Houve o abraço mudo — o encontro de dois corpos indiferentes um ao outro diante do pavor. A irmã estava morta. Lá no hospital, na madrugada sem fim, a vida abandonou o corpo. A perda nos entregava uma réstia de intimidade. O único abraço de uma vida inteira. Abracei-o meio sem jeito — dois homens altos, magros e desajeitados — e, num espasmo de voz, disse nossa irmã morreu. Não éramos íntimos. Éramos irmãos. Naquele início de manhã, não choramos. No arroio seco, os animais morrem de sede. Apenas nos envolvemos num abraço silencioso, repleto de tristeza e solidão.
O perfume suave atiçou-me as vontades do corpo. Próximos, esquadriando a volúpia das possibilidades, os corpos estáticos um de frente para o outro. O calor nos chega aos poucos. As mãos roçam o desejo ao alcance dos olhos. Estávamos no estacionamento da cafeteria quando aqueles dois braços — inesquecíveis na intensidade do prazer — envolveram-me. Agora, anos depois daquele encontro, ainda sinto que ao redor o mundo resolvera parar a translação e o sol, inerte por entre as árvores, desistira de nos entregar a escuridão da noite.
Houve o abraço de desespero. Quando o pai levantou o murro feito adaga a nos eviscerar, eu pulei sobre ele. Não havia nada de heroico, apenas estava cansado de ver a mãe levar socos e pontapés. Naquela noite de terror, tomei coragem e voei feito uma corruíra assustada em direção à sombra monstruosa que se formava na parede de casa. Não era uma casa; era um calabouço. O corpo a transbordar álcool e ódio do pai recebeu o meu desprezível abraço. Não havia escapatória: aquela vida era incapaz de produzir qualquer afeto. Sabíamos que aquele abraço não passava de um pedido de socorro. Por mais estranho que pareça, naquela noite o pai trancafiou os demônios em algum lugar, sossegou as patas e roncou escuridão adentro. Talvez eu os carregue comigo, roubados durante os segundos em que nossos corpos estiveram tão próximos como nunca mais na vida.
Quando eu a vi pela primeira vez, meu severo daltonismo identificou em seus olhos a imensidão do azul, um tom de azul, talvez, que só eu enxergasse, o azul à minha maneira.

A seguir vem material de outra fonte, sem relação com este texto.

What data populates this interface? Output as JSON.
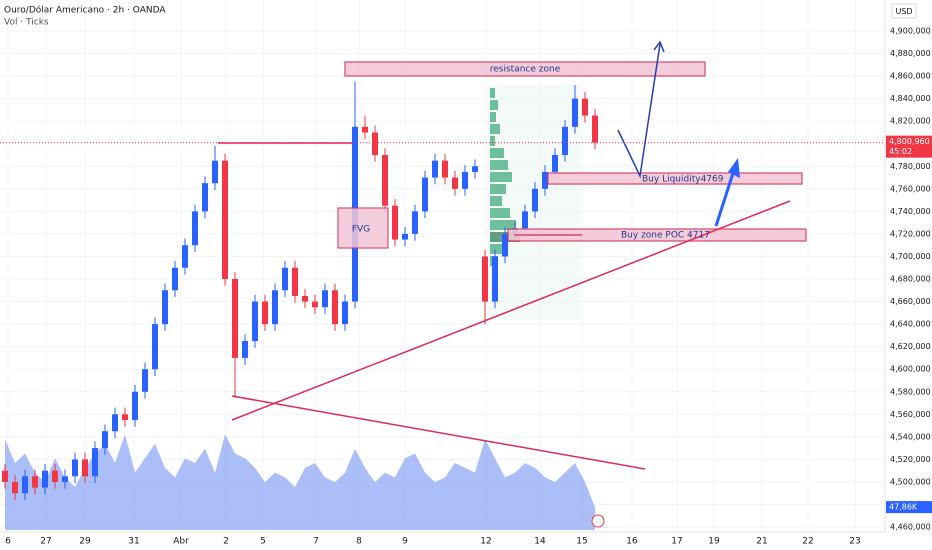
{
  "chart_data": {
    "type": "candlestick",
    "title": "Ouro/Dólar Americano · 2h · OANDA",
    "subtitle": "Vol · Ticks",
    "currency": "USD",
    "up_color": "#2962ff",
    "down_color": "#f23645",
    "volume_color": "#8fa8f5",
    "x": [
      0,
      1,
      2,
      3,
      4,
      5,
      6,
      7,
      8,
      9,
      10,
      11,
      12,
      13,
      14,
      15,
      16,
      17,
      18,
      19,
      20,
      21,
      22,
      23,
      24,
      25,
      26,
      27,
      28,
      29,
      30,
      31,
      32,
      33,
      34,
      35,
      36,
      37,
      38,
      39,
      40,
      41,
      42,
      43,
      44,
      45,
      46,
      47,
      48,
      49,
      50,
      51,
      52,
      53,
      54,
      55,
      56,
      57,
      58,
      59
    ],
    "open": [
      4510000,
      4500000,
      4490000,
      4505000,
      4495000,
      4510000,
      4500000,
      4505000,
      4520000,
      4505000,
      4530000,
      4545000,
      4560000,
      4555000,
      4580000,
      4600000,
      4640000,
      4670000,
      4690000,
      4710000,
      4740000,
      4765000,
      4785000,
      4680000,
      4610000,
      4625000,
      4660000,
      4640000,
      4670000,
      4690000,
      4665000,
      4660000,
      4655000,
      4670000,
      4640000,
      4660000,
      4815000,
      4810000,
      4790000,
      4745000,
      4715000,
      4720000,
      4740000,
      4770000,
      4785000,
      4770000,
      4760000,
      4775000,
      4700000,
      4660000,
      4700000,
      4720000,
      4725000,
      4740000,
      4760000,
      4775000,
      4790000,
      4815000,
      4840000,
      4825000
    ],
    "high": [
      4516000,
      4506000,
      4511000,
      4511000,
      4516000,
      4516000,
      4511000,
      4526000,
      4526000,
      4536000,
      4551000,
      4566000,
      4566000,
      4586000,
      4606000,
      4646000,
      4676000,
      4696000,
      4716000,
      4746000,
      4771000,
      4798000,
      4791000,
      4686000,
      4631000,
      4666000,
      4666000,
      4676000,
      4696000,
      4696000,
      4671000,
      4666000,
      4676000,
      4676000,
      4666000,
      4855000,
      4825000,
      4816000,
      4796000,
      4751000,
      4726000,
      4746000,
      4776000,
      4791000,
      4791000,
      4776000,
      4781000,
      4786000,
      4706000,
      4706000,
      4726000,
      4731000,
      4746000,
      4766000,
      4781000,
      4796000,
      4821000,
      4852000,
      4846000,
      4831000
    ],
    "low": [
      4494000,
      4484000,
      4484000,
      4489000,
      4489000,
      4494000,
      4494000,
      4499000,
      4499000,
      4499000,
      4524000,
      4539000,
      4549000,
      4549000,
      4574000,
      4594000,
      4634000,
      4664000,
      4684000,
      4704000,
      4734000,
      4759000,
      4674000,
      4575000,
      4604000,
      4619000,
      4634000,
      4634000,
      4664000,
      4659000,
      4654000,
      4649000,
      4649000,
      4634000,
      4634000,
      4654000,
      4804000,
      4784000,
      4739000,
      4709000,
      4709000,
      4714000,
      4734000,
      4764000,
      4764000,
      4754000,
      4754000,
      4769000,
      4640000,
      4654000,
      4694000,
      4714000,
      4719000,
      4734000,
      4754000,
      4769000,
      4784000,
      4809000,
      4819000,
      4795000
    ],
    "close": [
      4500000,
      4490000,
      4505000,
      4495000,
      4510000,
      4500000,
      4505000,
      4520000,
      4505000,
      4530000,
      4545000,
      4560000,
      4555000,
      4580000,
      4600000,
      4640000,
      4670000,
      4690000,
      4710000,
      4740000,
      4765000,
      4785000,
      4680000,
      4610000,
      4625000,
      4660000,
      4640000,
      4670000,
      4690000,
      4665000,
      4660000,
      4655000,
      4670000,
      4640000,
      4660000,
      4815000,
      4810000,
      4790000,
      4745000,
      4715000,
      4720000,
      4740000,
      4770000,
      4785000,
      4770000,
      4760000,
      4775000,
      4780000,
      4660000,
      4700000,
      4720000,
      4725000,
      4740000,
      4760000,
      4775000,
      4790000,
      4815000,
      4840000,
      4825000,
      4800960
    ],
    "volume": [
      190000,
      140000,
      160000,
      120000,
      100000,
      150000,
      110000,
      90000,
      130000,
      160000,
      180000,
      140000,
      200000,
      120000,
      150000,
      180000,
      130000,
      110000,
      150000,
      140000,
      170000,
      120000,
      200000,
      160000,
      150000,
      130000,
      100000,
      120000,
      110000,
      90000,
      130000,
      140000,
      110000,
      100000,
      120000,
      170000,
      130000,
      100000,
      120000,
      110000,
      150000,
      160000,
      120000,
      100000,
      110000,
      140000,
      130000,
      120000,
      190000,
      150000,
      110000,
      120000,
      140000,
      130000,
      110000,
      100000,
      120000,
      140000,
      100000,
      47860
    ],
    "volume_lim": [
      0,
      230000
    ],
    "last_price": {
      "value": 4800960,
      "label": "4,800,960"
    },
    "countdown": "45:02",
    "last_volume": {
      "value": 47860,
      "label": "47,86K"
    },
    "xlim": [
      -0.5,
      88
    ],
    "xticks": [
      {
        "value": 0.3,
        "label": "6"
      },
      {
        "value": 4.1,
        "label": "27"
      },
      {
        "value": 8,
        "label": "29"
      },
      {
        "value": 12.9,
        "label": "31"
      },
      {
        "value": 17.6,
        "label": "Abr"
      },
      {
        "value": 22.1,
        "label": "2"
      },
      {
        "value": 25.8,
        "label": "5"
      },
      {
        "value": 31.1,
        "label": "7"
      },
      {
        "value": 35.4,
        "label": "8"
      },
      {
        "value": 40,
        "label": "9"
      },
      {
        "value": 48.1,
        "label": "12"
      },
      {
        "value": 53.5,
        "label": "14"
      },
      {
        "value": 57.7,
        "label": "15"
      },
      {
        "value": 62.7,
        "label": "16"
      },
      {
        "value": 67.2,
        "label": "17"
      },
      {
        "value": 70.9,
        "label": "19"
      },
      {
        "value": 75.7,
        "label": "21"
      },
      {
        "value": 80.3,
        "label": "22"
      },
      {
        "value": 85,
        "label": "23"
      }
    ],
    "ylim": [
      4455600,
      4927500
    ],
    "yticks": [
      {
        "value": 4460000,
        "label": "4,460,000"
      },
      {
        "value": 4480000,
        "label": "4,480,000"
      },
      {
        "value": 4500000,
        "label": "4,500,000"
      },
      {
        "value": 4520000,
        "label": "4,520,000"
      },
      {
        "value": 4540000,
        "label": "4,540,000"
      },
      {
        "value": 4560000,
        "label": "4,560,000"
      },
      {
        "value": 4580000,
        "label": "4,580,000"
      },
      {
        "value": 4600000,
        "label": "4,600,000"
      },
      {
        "value": 4620000,
        "label": "4,620,000"
      },
      {
        "value": 4640000,
        "label": "4,640,000"
      },
      {
        "value": 4660000,
        "label": "4,660,000"
      },
      {
        "value": 4680000,
        "label": "4,680,000"
      },
      {
        "value": 4700000,
        "label": "4,700,000"
      },
      {
        "value": 4720000,
        "label": "4,720,000"
      },
      {
        "value": 4740000,
        "label": "4,740,000"
      },
      {
        "value": 4760000,
        "label": "4,760,000"
      },
      {
        "value": 4780000,
        "label": "4,780,000"
      },
      {
        "value": 4800000,
        "label": "4,800,000"
      },
      {
        "value": 4820000,
        "label": "4,820,000"
      },
      {
        "value": 4840000,
        "label": "4,840,000"
      },
      {
        "value": 4860000,
        "label": "4,860,000"
      },
      {
        "value": 4880000,
        "label": "4,880,000"
      },
      {
        "value": 4900000,
        "label": "4,900,000"
      }
    ],
    "grid": true,
    "annotations": [
      "resistance zone",
      "FVG",
      "Buy Liquidity4769",
      "Buy zone POC 4717"
    ]
  }
}
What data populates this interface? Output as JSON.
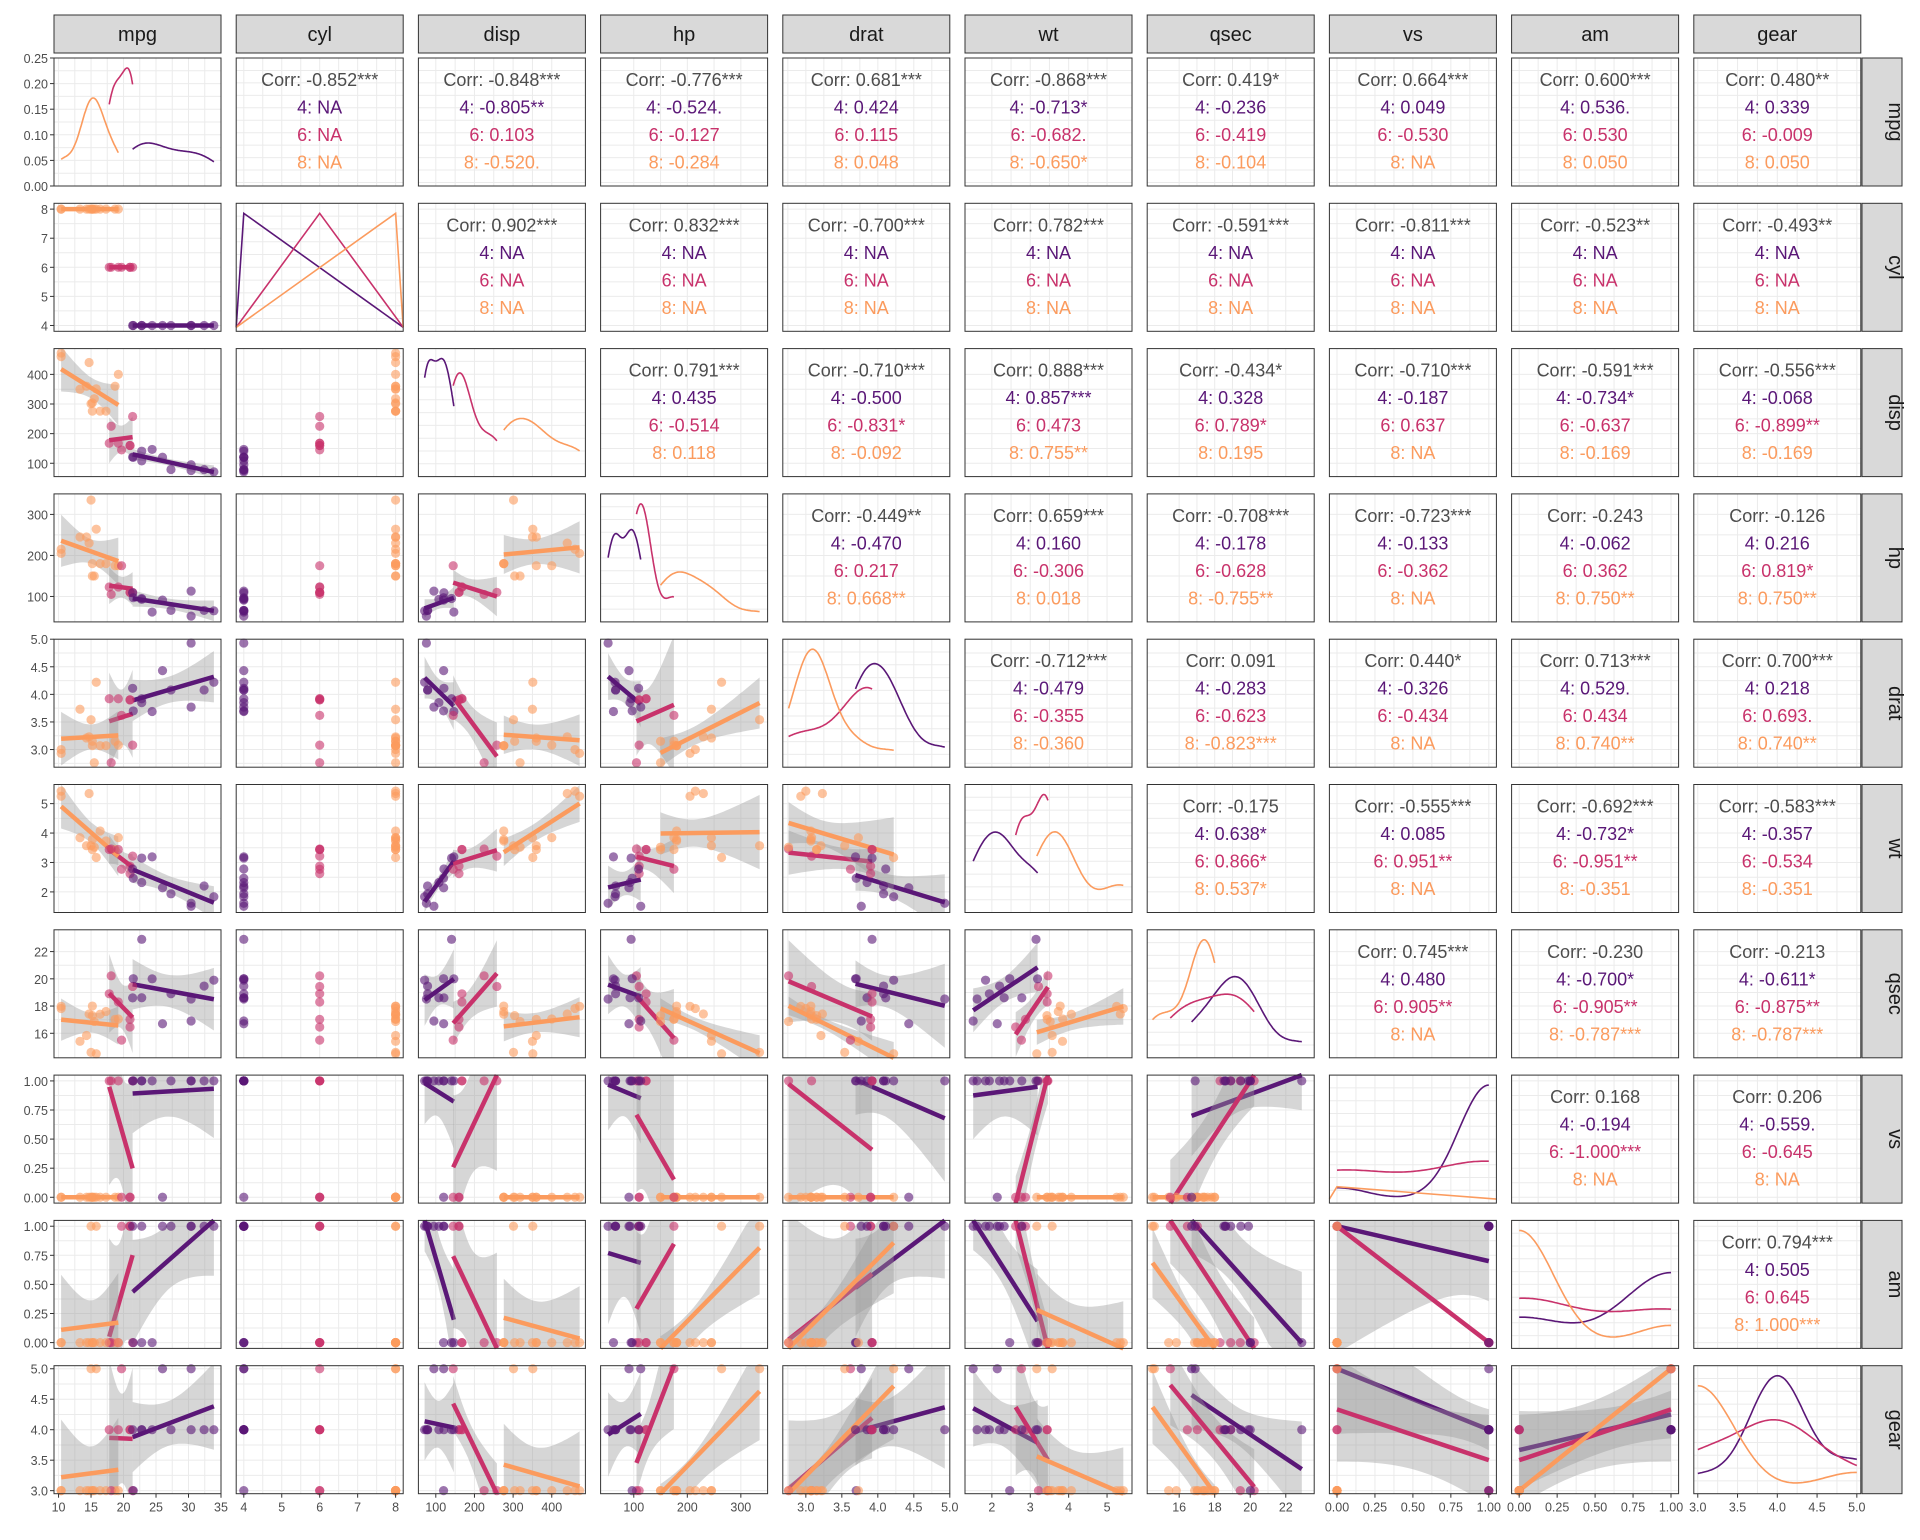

Acolhi-a do útero materno e a envolvi em meus braços magros. Olhou-me com genuíno interesse: quem é este?, deveria estar se perguntando ao encarar o início da aventura da vida. Foi algo meio desengonçado, que nem se pode chamar de abraço. Eram apenas meus braços a envolvê-la com delicadeza extrema, um cuidado exagerado de um homem que começava a aprender a ser pai. Não havia brutalidade, não havia gritos, não havia murros, não havia desespero. Havia uma imensidão azul à minha frente.
Sim, é algo simples: abrem-se os braços, forma-se uma espécie de dois arcos a buscar o outro lado. Abraços carregam a emoção do encontro, a incerteza da despedida, a expectativa do reencontro. Não era uma volta ao passado: eu apenas estava num território conhecido desde sempre, desde a infância de pés descalços. Aquelas terras eram os caminhos até chegar novamente ali, após uma volta ao redor do planeta. Nunca reneguei, mas jamais fiz questão de voltar. Por acaso, estava ali, naquele fim de tarde, diante daquela mulher de beleza solar, e via correr ao redor a sombra esquálida de um menino. Corria sem direção em desabalada felicidade. Todo abraço é uma travessia.